Dams along the river were also slowing the 220 mile trip.  The logs usually began their journey from the upper reaches of the Connecticut River when the ice left in late March or early April and didn’t end until the logs arrived at the Mt. Tom Sawmill in Massachusetts in September.  This disrupted other uses of the river for very long stretches of time.  

For instance, Brattleboro’s Hayes Bigelow owned many motor boats and had a boat launch at Island Park.  He took the Connecticut Valley Lumber Company to court because his motor boat touring company could not safely operate during the two months the log drive occupied most of the Connecticut River along the Brattleboro area.  Bigelow won the case and the lumber company was going to have to pay him for his lost income or shut down. 

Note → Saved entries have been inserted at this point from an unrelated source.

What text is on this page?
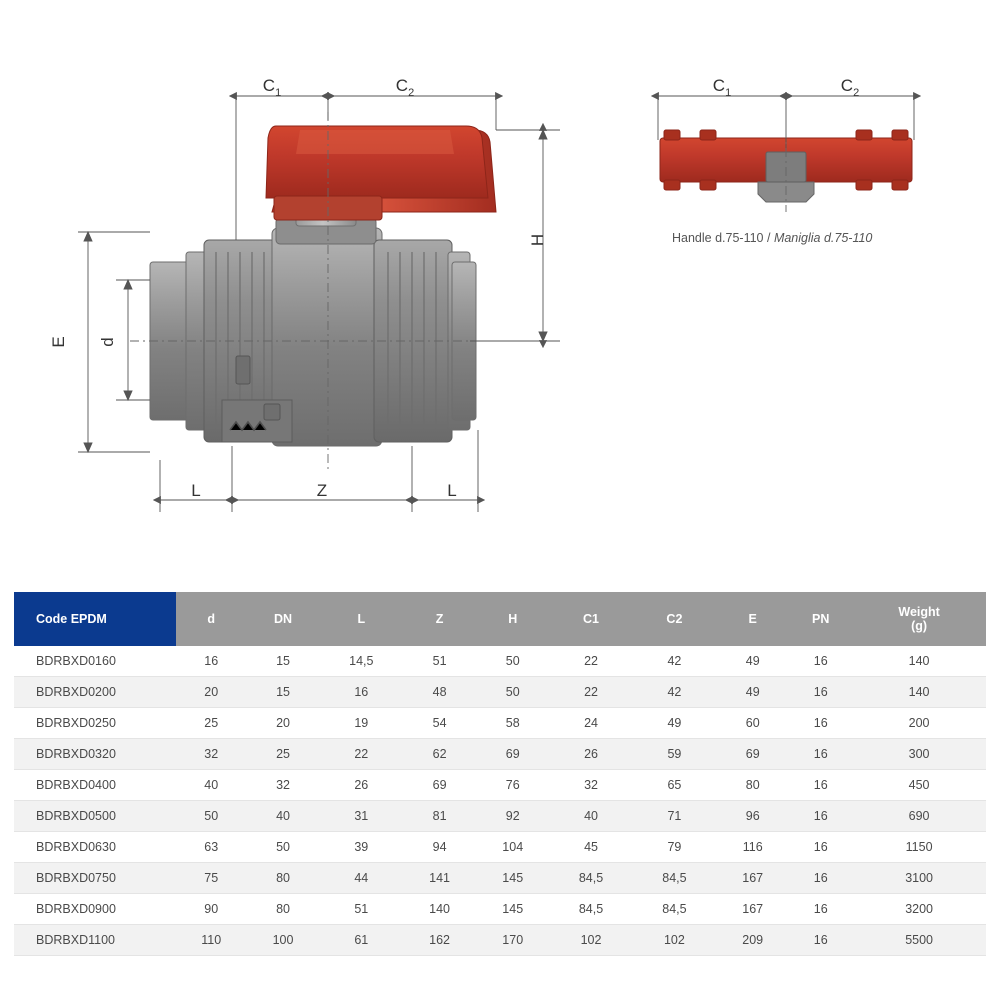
$C_1$	$C_2$
H
E d
L	Z	L
$C_1$	$C_2$
Handle d.75-110 / Maniglia d.75-110
Code EPDM	d	DN	L	Z	H	C1	C2	E	PN	Weight
(g)
BDRBXD0160	16	15	14,5	51	50	22	42	49	16	140
BDRBXD0200	20	15	16	48	50	22	42	49	16	140
BDRBXD0250	25	20	19	54	58	24	49	60	16	200
BDRBXD0320	32	25	22	62	69	26	59	69	16	300
BDRBXD0400	40	32	26	69	76	32	65	80	16	450
BDRBXD0500	50	40	31	81	92	40	71	96	16	690
BDRBXD0630	63	50	39	94	104	45	79	116	16	1150
BDRBXD0750	75	80	44	141	145	84,5	84,5	167	16	3100
BDRBXD0900	90	80	51	140	145	84,5	84,5	167	16	3200
BDRBXD1100	110	100	61	162	170	102	102	209	16	5500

Finally, the logs caused a great deal of damage along the river banks.  As the logs were nudged down the river by lumberjacks, many of the logs washed up on the riverbanks, damaged buildings on the shoreline and disrupted mills operating along the river.

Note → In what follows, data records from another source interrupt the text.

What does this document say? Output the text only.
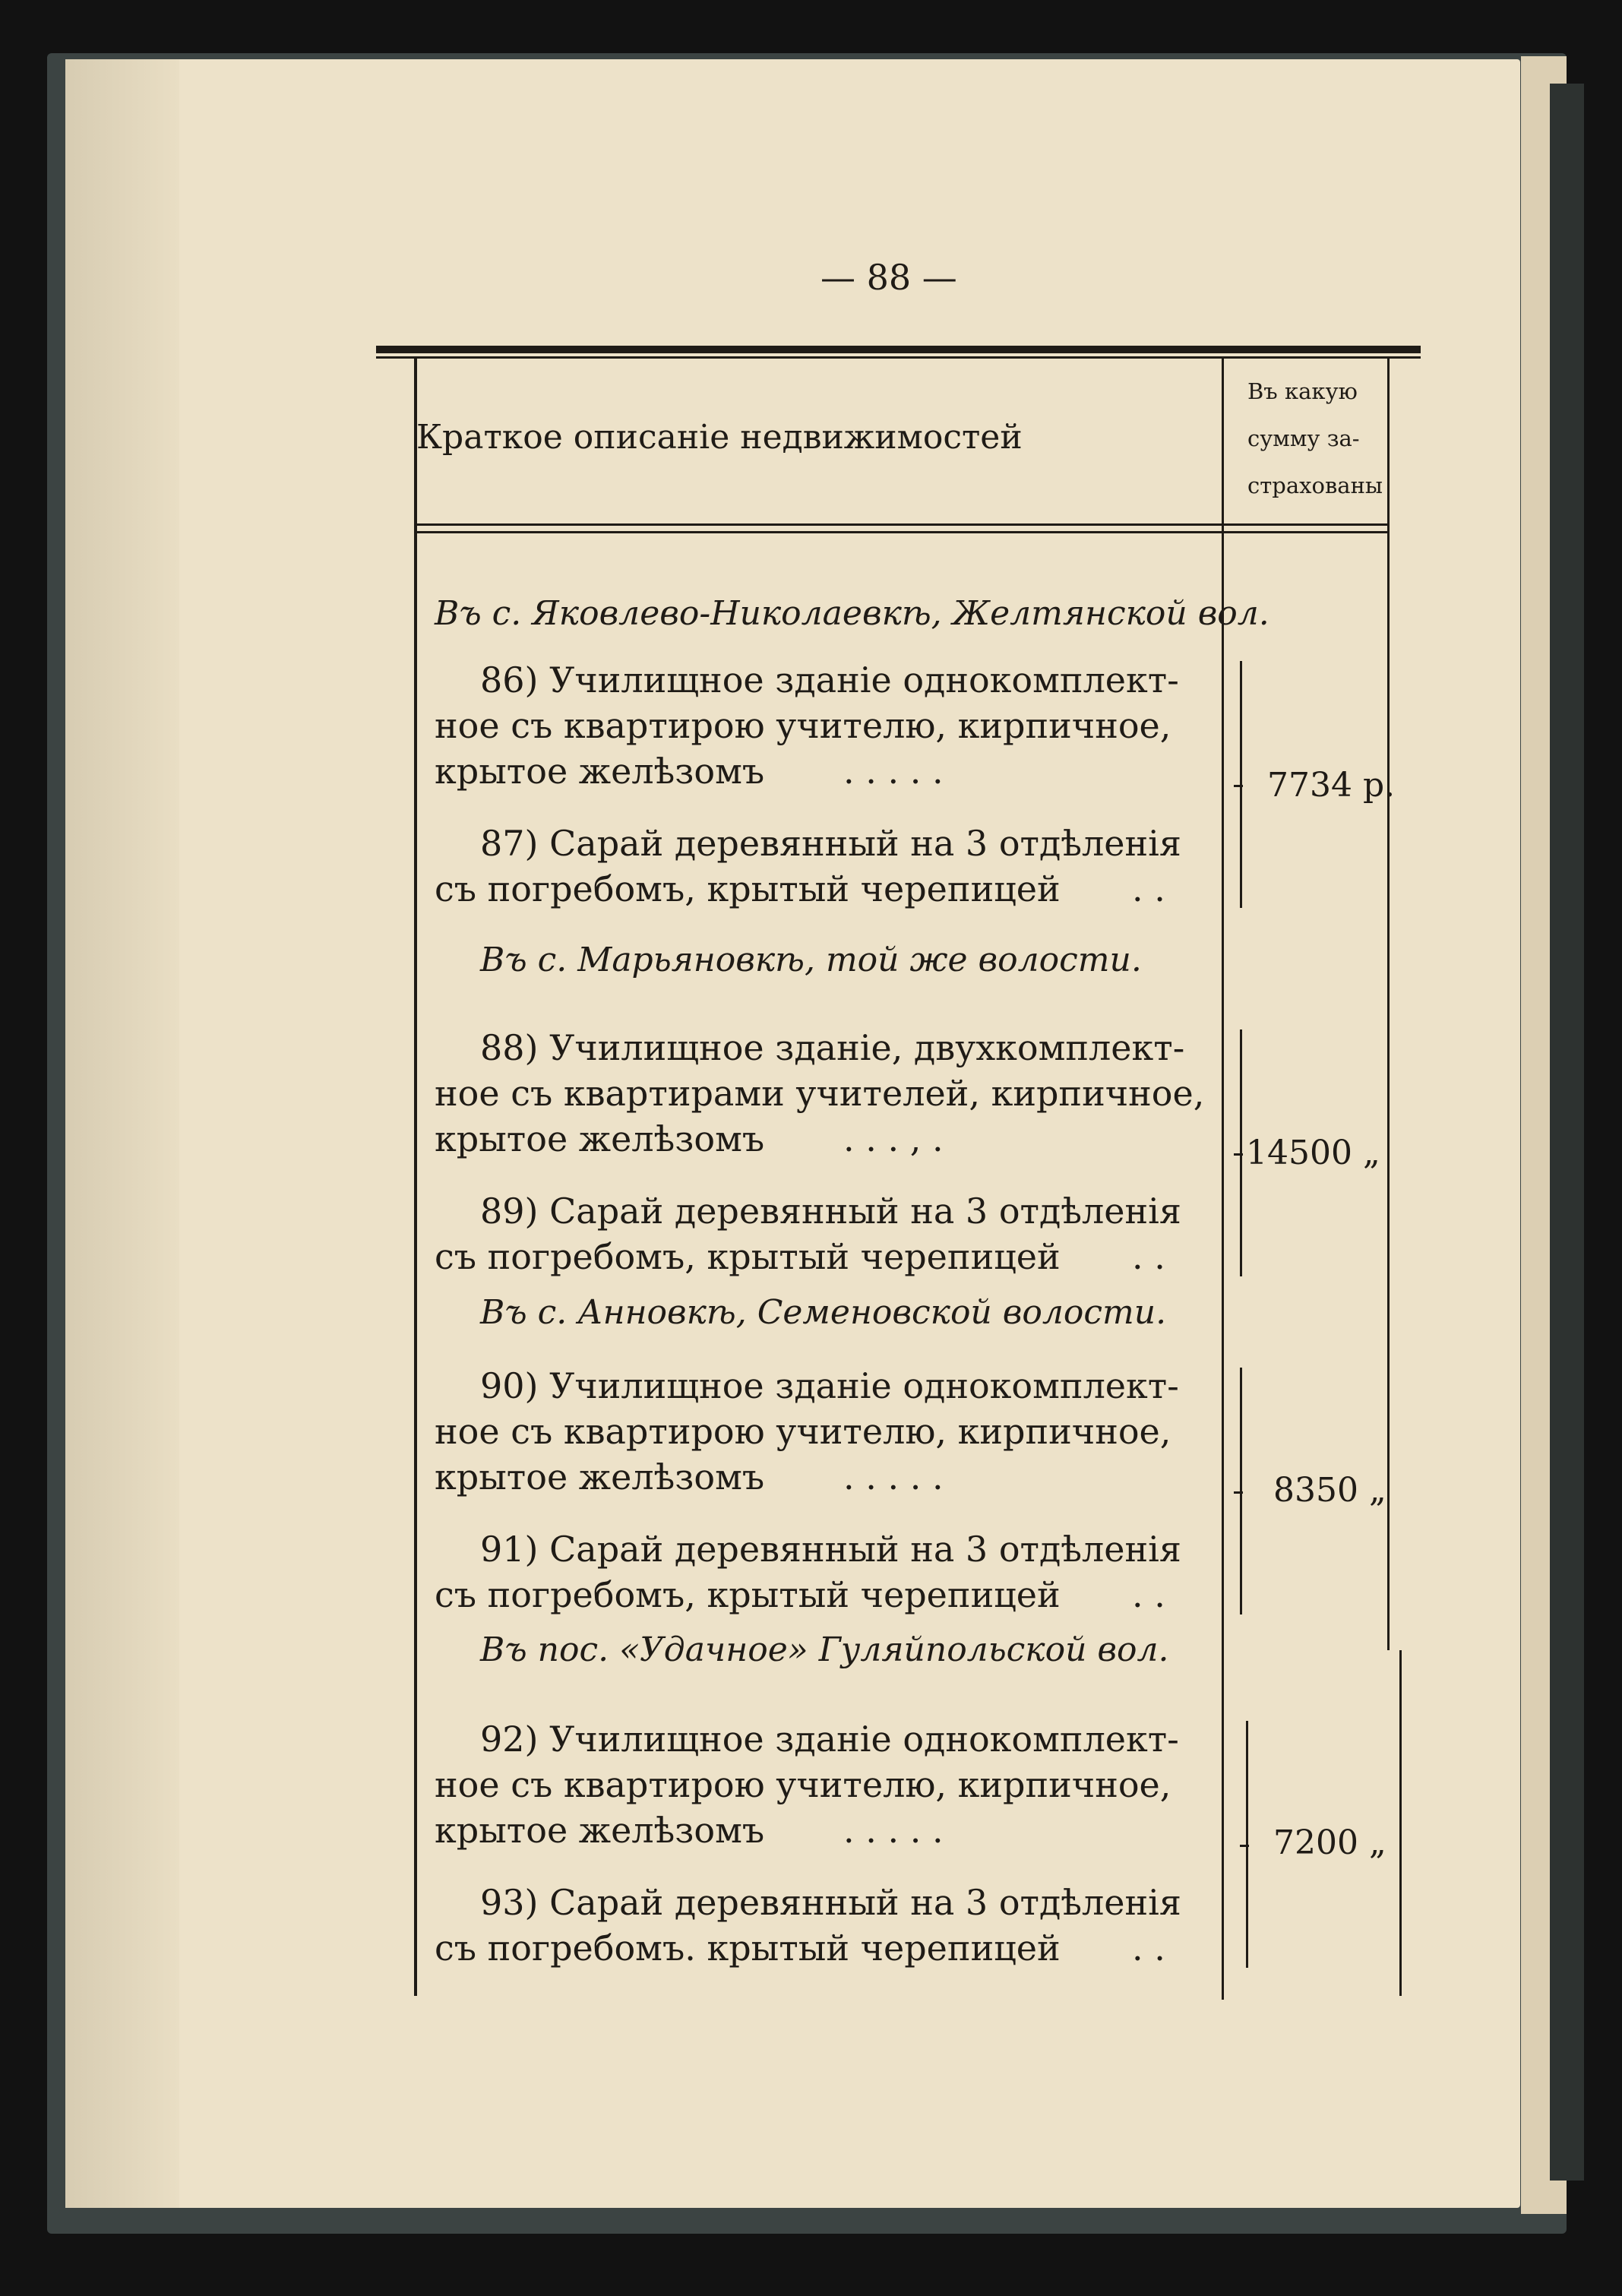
— 88 —
Краткое описаніе недвижимостей
Въ какую
сумму за-
страхованы
Въ с. Яковлево-Николаевкѣ, Желтянской вол.
86) Училищное зданіе однокомплект-
ное съ квартирою учителю, кирпичное,
крытое желѣзомъ . . . . .
87) Сарай деревянный на 3 отдѣленія
съ погребомъ, крытый черепицей . .
7734 р.
Въ с. Марьяновкѣ, той же волости.
88) Училищное зданіе, двухкомплект-
ное съ квартирами учителей, кирпичное,
крытое желѣзомъ . . . , .
89) Сарай деревянный на 3 отдѣленія
съ погребомъ, крытый черепицей . .
14500 „
Въ с. Анновкѣ, Семеновской волости.
90) Училищное зданіе однокомплект-
ное съ квартирою учителю, кирпичное,
крытое желѣзомъ . . . . .
91) Сарай деревянный на 3 отдѣленія
съ погребомъ, крытый черепицей . .
8350 „
Въ пос. «Удачное» Гуляйпольской вол.
92) Училищное зданіе однокомплект-
ное съ квартирою учителю, кирпичное,
крытое желѣзомъ . . . . .
93) Сарай деревянный на 3 отдѣленія
съ погребомъ. крытый черепицей . .
7200 „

There were too many competing interests for the waterway.  Tourist companies wanted to operate their motor boats, factories and mills wanted to use the waterpower to run their businesses, landowners wanted to protect their buildings along the shore and power companies wanted to build more dams to provide electricity.

By the spring of 1916, it was clear the large log drives of the past were over.  The Connecticut Valley Lumber Company was spending too much time in court defending itself from the various interests who did not want the river inaccessible and destructive for almost half of the year.  

According to the Annals of Brattleboro, in 1733, seventy miles north of Fort Dummer, men cut down white pine logs for the British Navy and sent them down the river to be shipped to England.

After the last great Connecticut Log Drive in 1915, cutting lumber continued but the means and manner of transporting the wood changed with the times.  The large Mt. Tom lumber mill closed in 1916 but smaller mills closer to the northern lumber supply began to spring up.  Logs were cut into 4-foot lengths and floated to local pulp mills for paper production.  Longer logs were loaded onto train cars and transported by rail to lumber mills. 

In 1916 the virtual monopoly lumber companies had on the river collapsed as competing interests were recognized by courts and the northern end of the Connecticut River was taken over by electric power companies who built ten dams above Wells River, Vermont.  In 1916 lumber made way for electricity.